2027-2028: If CP2, Port Arthur, and the various expansion trains execute on schedule — which is a meaningful if — U.S. LNG export capacity approaches 150-160 Mtpa total. That's a fundamentally different demand picture. Gas at $3.50-4.00/MMBtu is plausible on a sustained basis for the first time since the pre-fracking era.
The risk: Project delays. LNG construction is notoriously prone to schedule slippage. Venture Global's Calcasieu Pass was delayed significantly from original projections. If CP2 or Port Arthur slip by 12-18 months, the supply-demand rebalancing slides accordingly.
The Patience Play
EQT's strategy deserves more credit than it's getting. They're curtailing production at low prices, maintaining balance sheet health, preserving drilling inventory, and waiting for the market to turn. This is rational behavior that's easy to describe but hard to execute when quarterly earnings calls require an explanation for why production is down.

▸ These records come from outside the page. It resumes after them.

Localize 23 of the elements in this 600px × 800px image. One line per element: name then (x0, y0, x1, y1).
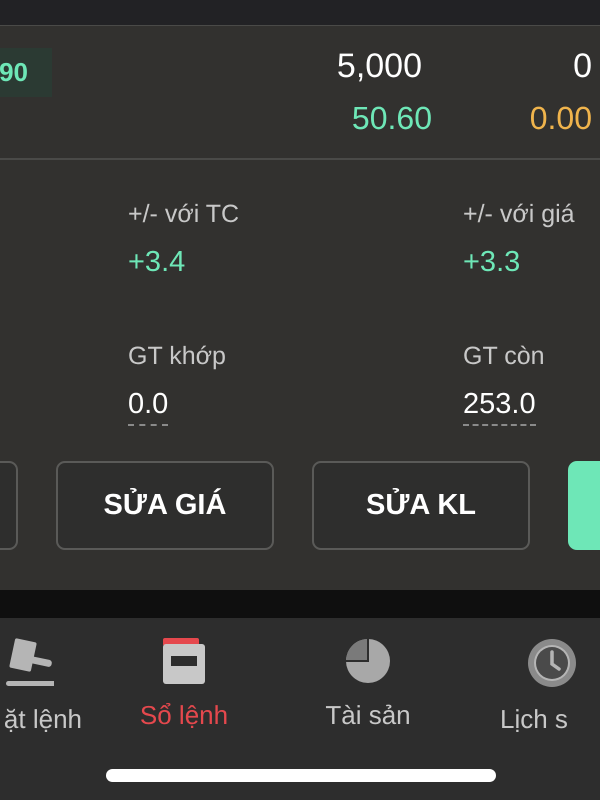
stat-label: GT còn (463, 341, 545, 372)
stat-value: 0.0 (128, 384, 168, 426)
action-button[interactable]: SỬA KL (312, 461, 530, 550)
gavel-icon (4, 638, 54, 688)
stat-label: +/- với giá (463, 199, 575, 230)
price-text: 0.00 (530, 99, 592, 138)
nav-tab[interactable]: Tài sản (276, 638, 460, 739)
nav-tab[interactable]: Sổ lệnh (92, 638, 276, 739)
stat-label: GT khớp (128, 341, 226, 372)
nav-tab[interactable]: Lịch s (460, 638, 600, 739)
pie-chart-icon (345, 638, 391, 684)
stat-value: +3.3 (463, 245, 520, 280)
price-tag: 90 (0, 48, 52, 97)
book-icon (163, 638, 205, 684)
clock-icon (527, 638, 577, 688)
quantity-text: 5,000 (336, 46, 422, 86)
stat-value: +3.4 (128, 245, 186, 280)
stat-label: +/- với TC (128, 199, 240, 230)
price-text: 50.60 (352, 99, 432, 138)
nav-tab[interactable]: ặt lệnh (0, 638, 92, 739)
stat-value: 253.0 (463, 384, 536, 426)
quantity-text: 0 (573, 46, 592, 86)
action-button[interactable]: SỬA GIÁ (56, 461, 274, 550)
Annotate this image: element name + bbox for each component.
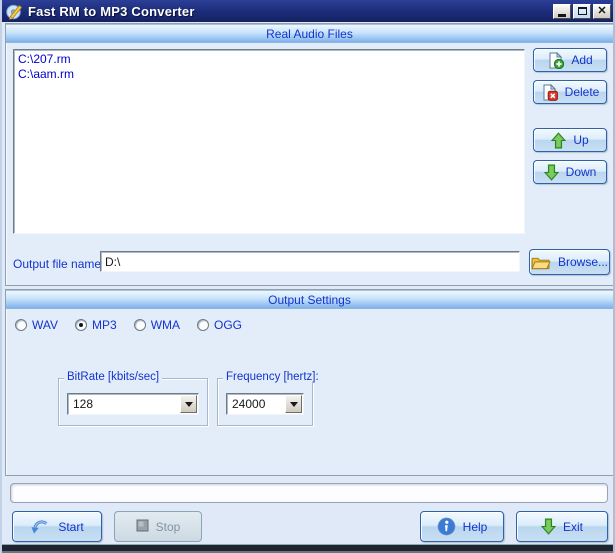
- minimize-icon: [558, 14, 566, 17]
- radio-ogg-label: OGG: [214, 318, 242, 332]
- radio-mp3[interactable]: MP3: [75, 318, 117, 332]
- up-button[interactable]: Up: [533, 128, 607, 152]
- help-button[interactable]: Help: [420, 511, 504, 542]
- add-button[interactable]: Add: [533, 48, 607, 72]
- down-button-label: Down: [566, 165, 597, 179]
- window-titlebar: Fast RM to MP3 Converter ✕: [2, 0, 615, 22]
- add-icon: [547, 52, 564, 69]
- window-bottom-frame: [2, 544, 615, 553]
- frequency-combobox[interactable]: 24000: [226, 393, 304, 415]
- maximize-button[interactable]: [573, 4, 591, 19]
- delete-icon: [541, 84, 558, 101]
- exit-button[interactable]: Exit: [516, 511, 608, 542]
- output-file-name-input[interactable]: [100, 251, 520, 272]
- radio-circle-icon: [75, 319, 87, 331]
- help-icon: [437, 517, 456, 536]
- start-icon: [30, 518, 51, 536]
- start-button[interactable]: Start: [12, 511, 102, 542]
- delete-button-label: Delete: [565, 85, 600, 99]
- output-file-name-label: Output file name: [13, 257, 101, 271]
- bitrate-groupbox: BitRate [kbits/sec] 128: [58, 378, 208, 426]
- close-button[interactable]: ✕: [593, 4, 611, 19]
- output-settings-header: Output Settings: [6, 290, 613, 309]
- window-title: Fast RM to MP3 Converter: [28, 4, 553, 19]
- delete-button[interactable]: Delete: [533, 80, 607, 104]
- browse-button-label: Browse...: [558, 255, 608, 269]
- radio-wav[interactable]: WAV: [15, 318, 58, 332]
- app-window: Fast RM to MP3 Converter ✕ Real Audio Fi…: [0, 0, 615, 553]
- bitrate-value: 128: [69, 395, 180, 413]
- minimize-button[interactable]: [553, 4, 571, 19]
- exit-button-label: Exit: [563, 520, 583, 534]
- bitrate-combobox[interactable]: 128: [67, 393, 199, 415]
- down-button[interactable]: Down: [533, 160, 607, 184]
- up-arrow-icon: [551, 132, 566, 149]
- file-list[interactable]: C:\207.rmC:\aam.rm: [13, 49, 525, 234]
- radio-circle-icon: [134, 319, 146, 331]
- down-arrow-icon: [544, 164, 559, 181]
- radio-ogg[interactable]: OGG: [197, 318, 242, 332]
- stop-icon: [136, 519, 149, 535]
- files-section-header: Real Audio Files: [6, 24, 613, 43]
- radio-wma-label: WMA: [151, 318, 180, 332]
- radio-wav-label: WAV: [32, 318, 58, 332]
- folder-icon: [531, 255, 551, 270]
- radio-mp3-label: MP3: [92, 318, 117, 332]
- progress-bar: [10, 483, 608, 503]
- bitrate-dropdown-button[interactable]: [180, 395, 197, 413]
- app-icon: [6, 3, 23, 20]
- radio-wma[interactable]: WMA: [134, 318, 180, 332]
- frequency-label: Frequency [hertz]:: [223, 371, 322, 383]
- file-item[interactable]: C:\207.rm: [15, 52, 523, 67]
- frequency-dropdown-button[interactable]: [285, 395, 302, 413]
- chevron-down-icon: [185, 402, 193, 411]
- close-icon: ✕: [597, 6, 606, 17]
- file-item[interactable]: C:\aam.rm: [15, 67, 523, 82]
- exit-icon: [541, 518, 556, 535]
- bitrate-label: BitRate [kbits/sec]: [64, 371, 162, 383]
- chevron-down-icon: [290, 402, 298, 411]
- output-settings-section: Output Settings WAV MP3 WMA OGG BitRate …: [5, 289, 614, 476]
- radio-circle-icon: [197, 319, 209, 331]
- radio-circle-icon: [15, 319, 27, 331]
- maximize-icon: [578, 7, 587, 15]
- up-button-label: Up: [573, 133, 588, 147]
- add-button-label: Add: [571, 53, 592, 67]
- frequency-groupbox: Frequency [hertz]: 24000: [217, 378, 313, 426]
- help-button-label: Help: [463, 520, 488, 534]
- files-section: Real Audio Files C:\207.rmC:\aam.rm Add: [5, 23, 614, 286]
- stop-button-label: Stop: [156, 520, 181, 534]
- browse-button[interactable]: Browse...: [529, 249, 610, 275]
- stop-button[interactable]: Stop: [114, 511, 202, 542]
- start-button-label: Start: [58, 520, 83, 534]
- frequency-value: 24000: [228, 395, 285, 413]
- format-radio-group: WAV MP3 WMA OGG: [15, 318, 242, 332]
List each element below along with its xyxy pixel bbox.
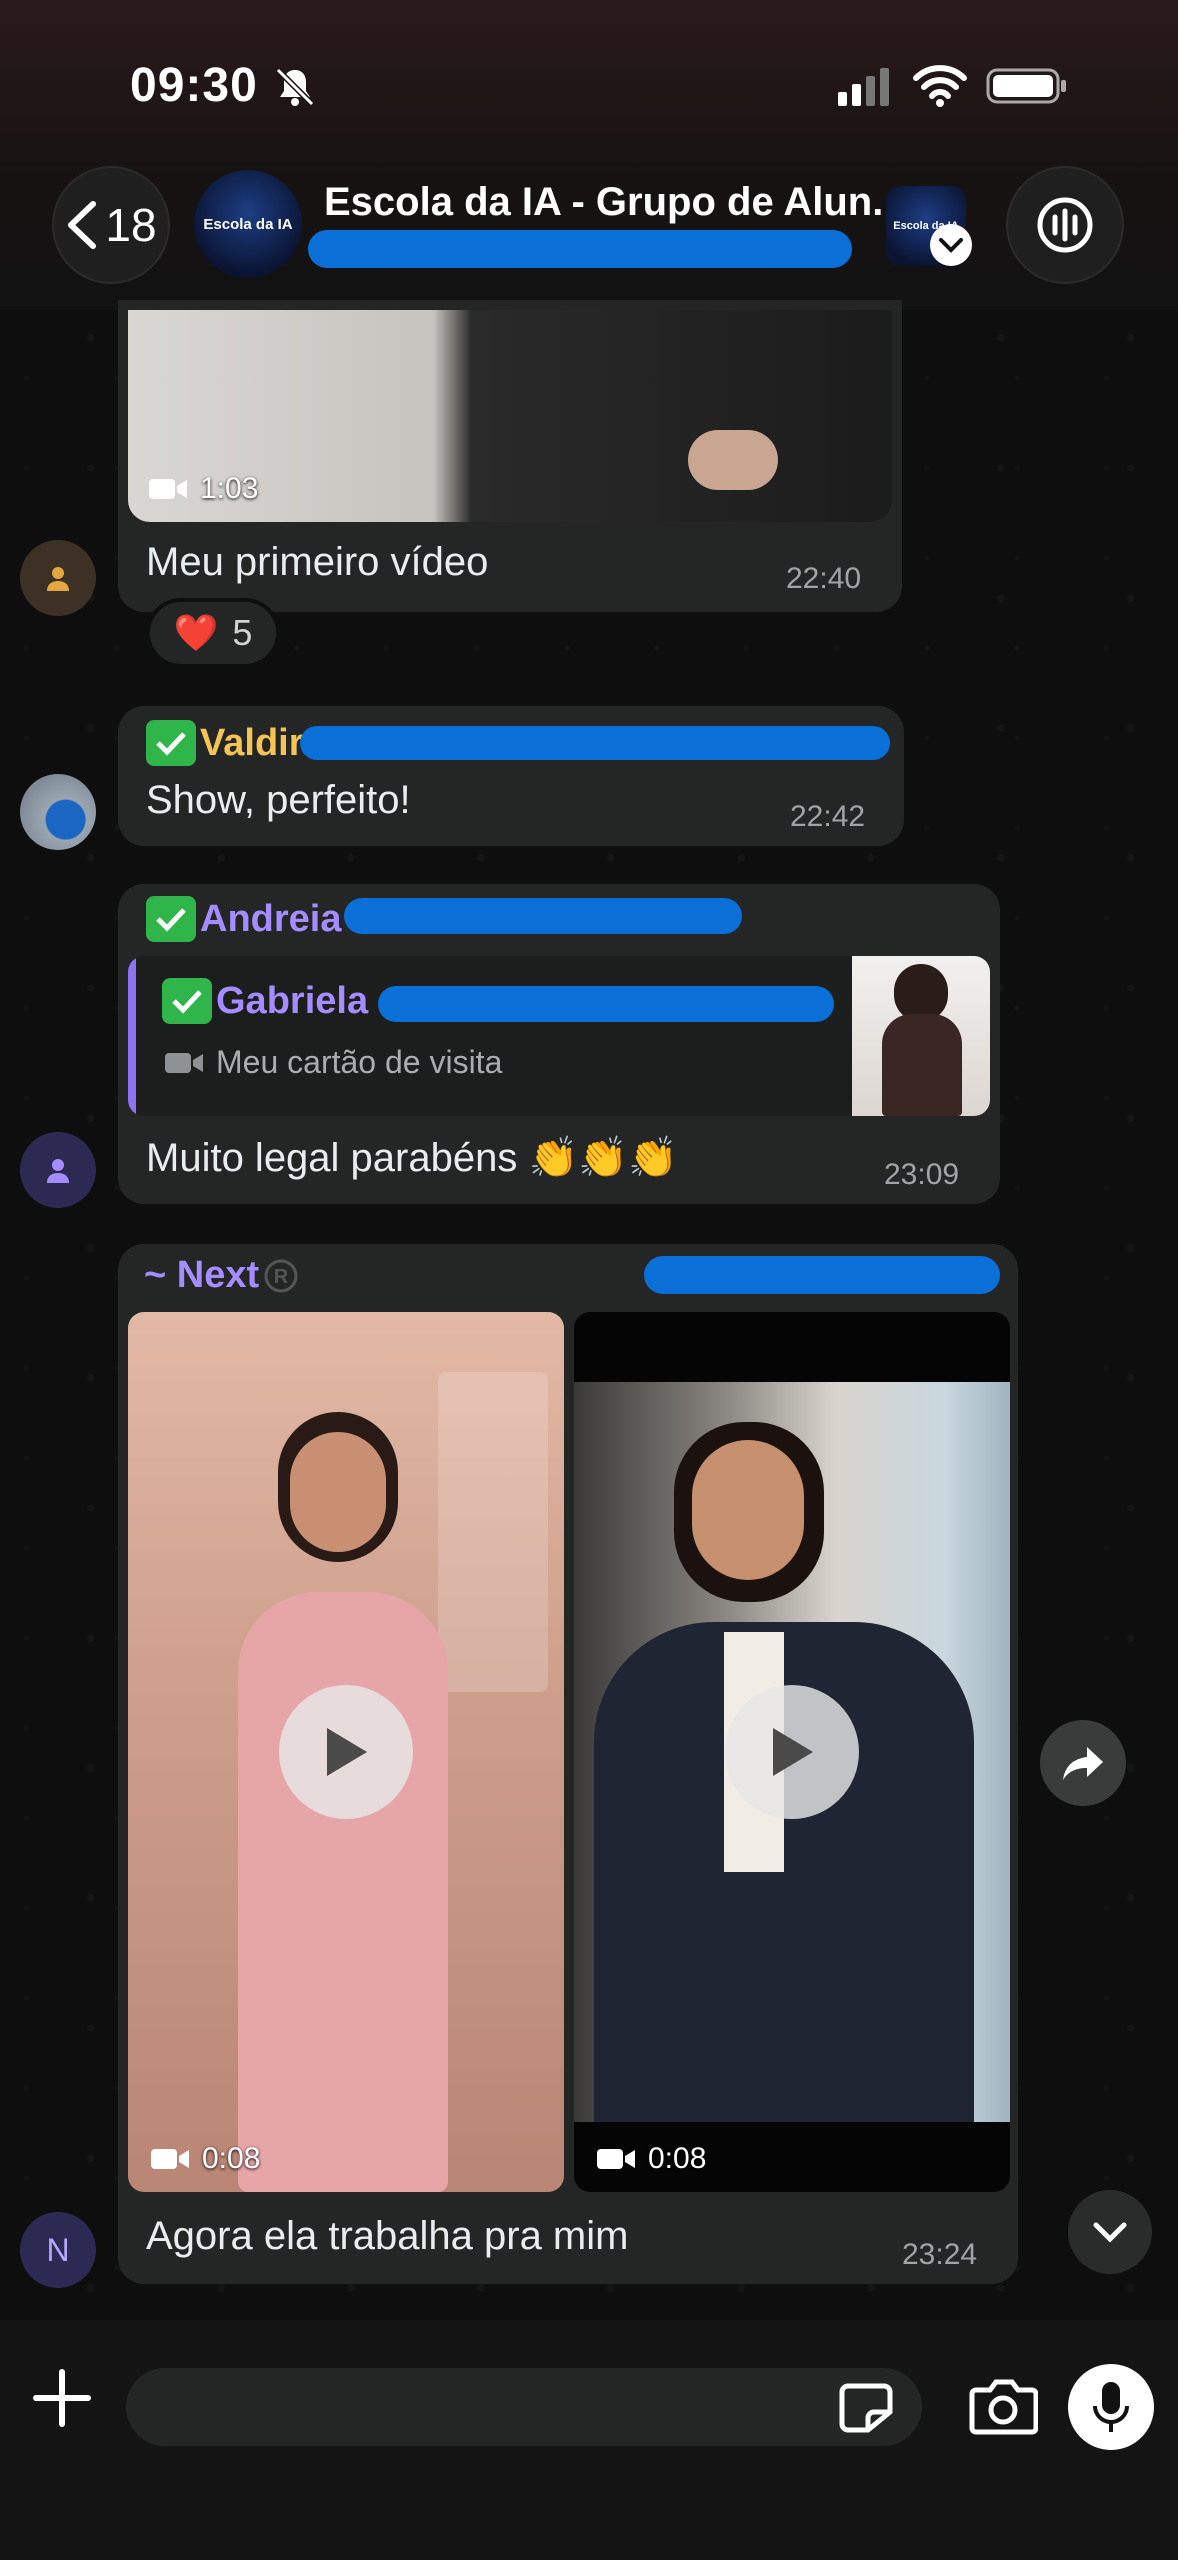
check-mark-icon: [162, 978, 212, 1024]
phone-redaction: [644, 1256, 1000, 1294]
message-time: 23:24: [902, 2238, 978, 2271]
figure-face: [692, 1440, 804, 1580]
play-button[interactable]: [279, 1685, 413, 1819]
wall-sign: [438, 1372, 548, 1692]
figure-body: [882, 1014, 962, 1116]
status-time: 09:30: [130, 59, 258, 112]
message-text: Meu primeiro vídeo: [146, 540, 489, 584]
chat-screen: 09:30 18 Escola da IA Escola da IA - Gru…: [0, 0, 1178, 2560]
scroll-to-bottom-button[interactable]: [1068, 2190, 1152, 2274]
forward-button[interactable]: [1040, 1720, 1126, 1806]
chevron-down-icon: [1093, 2222, 1127, 2243]
check-mark-icon: [146, 896, 196, 942]
bell-muted-icon: [275, 67, 315, 107]
quote-accent-bar: [128, 956, 136, 1116]
reaction-pill[interactable]: ❤️ 5: [146, 598, 280, 668]
message-input[interactable]: [126, 2368, 922, 2446]
heart-icon: ❤️: [173, 612, 219, 653]
hand-shape: [688, 430, 778, 490]
video-camera-icon: [165, 1052, 203, 1073]
message-text: Muito legal parabéns 👏👏👏: [146, 1136, 678, 1180]
name-redaction: [344, 898, 742, 934]
video-duration-label: 0:08: [150, 2142, 260, 2176]
play-icon: [773, 1728, 813, 1776]
chevron-down-icon[interactable]: [930, 224, 972, 266]
members-redaction: [308, 230, 852, 268]
avatar[interactable]: [20, 774, 96, 850]
person-icon: [47, 567, 69, 591]
video-camera-icon: [151, 2149, 189, 2169]
registered-icon: R: [264, 1259, 298, 1292]
back-button[interactable]: 18: [52, 166, 170, 284]
quoted-thumbnail: [852, 956, 990, 1116]
microphone-button[interactable]: [1068, 2364, 1154, 2450]
message-text: Show, perfeito!: [146, 778, 411, 822]
sender-name: Andreia: [146, 896, 341, 942]
chevron-left-icon: [68, 201, 97, 249]
unread-count: 18: [105, 199, 157, 251]
waveform-icon: [1037, 197, 1093, 253]
video-duration-label: 0:08: [596, 2142, 706, 2176]
chat-title[interactable]: Escola da IA - Grupo de Alun...: [324, 180, 906, 225]
video-camera-icon: [597, 2149, 635, 2169]
camera-icon[interactable]: [968, 2372, 1038, 2440]
album-video-1[interactable]: 0:08: [128, 1312, 564, 2192]
reaction-count: 5: [232, 612, 253, 653]
check-mark-icon: [146, 720, 196, 766]
quoted-text: Meu cartão de visita: [164, 1044, 502, 1081]
album-video-2[interactable]: 0:08: [574, 1312, 1010, 2192]
quoted-sender: Gabriela: [162, 978, 368, 1024]
name-redaction: [300, 726, 890, 760]
avatar[interactable]: [20, 540, 96, 616]
avatar[interactable]: N: [20, 2212, 96, 2288]
voice-chat-button[interactable]: [1006, 166, 1124, 284]
share-arrow-icon: [1063, 1747, 1103, 1780]
message-time: 23:09: [884, 1158, 960, 1191]
cellular-signal-icon: [838, 68, 889, 106]
avatar[interactable]: [20, 1132, 96, 1208]
microphone-icon: [1093, 2382, 1129, 2432]
plus-icon[interactable]: [30, 2366, 94, 2430]
battery-icon: [986, 68, 1066, 104]
message-time: 22:40: [786, 562, 862, 595]
video-duration-label: 1:03: [148, 472, 258, 506]
message-text: Agora ela trabalha pra mim: [146, 2214, 629, 2258]
video-camera-icon: [149, 479, 187, 499]
wifi-icon: [913, 65, 967, 107]
name-redaction: [378, 986, 834, 1022]
sender-name: Valdir: [146, 720, 304, 766]
sticker-icon[interactable]: [838, 2382, 894, 2434]
person-icon: [47, 1159, 69, 1183]
play-icon: [327, 1728, 367, 1776]
play-button[interactable]: [725, 1685, 859, 1819]
svg-text:R: R: [274, 1266, 289, 1288]
message-time: 22:42: [790, 800, 866, 833]
group-avatar[interactable]: Escola da IA: [194, 170, 302, 278]
figure-face: [290, 1432, 386, 1552]
quoted-message[interactable]: Gabriela Meu cartão de visita: [128, 956, 990, 1116]
sender-name: ~ Next R: [144, 1254, 299, 1297]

The Appalachian producers with the lowest-cost structures — EQT, Range, Coterra, CNX Resources — are the ones who will be positioned to capture upside when LNG demand pulls the market tighter. The ones who drilled aggressively through the downturn, took on debt, and degraded their inventory will not.
So What?
Gas is bad now. The setup for 2026-2027 is actually compelling — and I don't say that lightly. The LNG export buildout is real, the timeline is visible, and the low-cost Appalachian producers who survive the trough with clean balance sheets will generate exceptional returns when the market turns.
For oil operators: the associated gas situation in the Permian is a near-term drag on economics in areas with Waha exposure. That problem gets better when new takeaway comes online, not when Henry Hub recovers.
For gas-focused professionals: if your operator is living within cash flow, curtailing into weakness, and holding inventory — they're making the right call. Don't confuse current price pain with long-term asset impairment.
The patient money in gas is probably right. The question is whether you can afford to wait.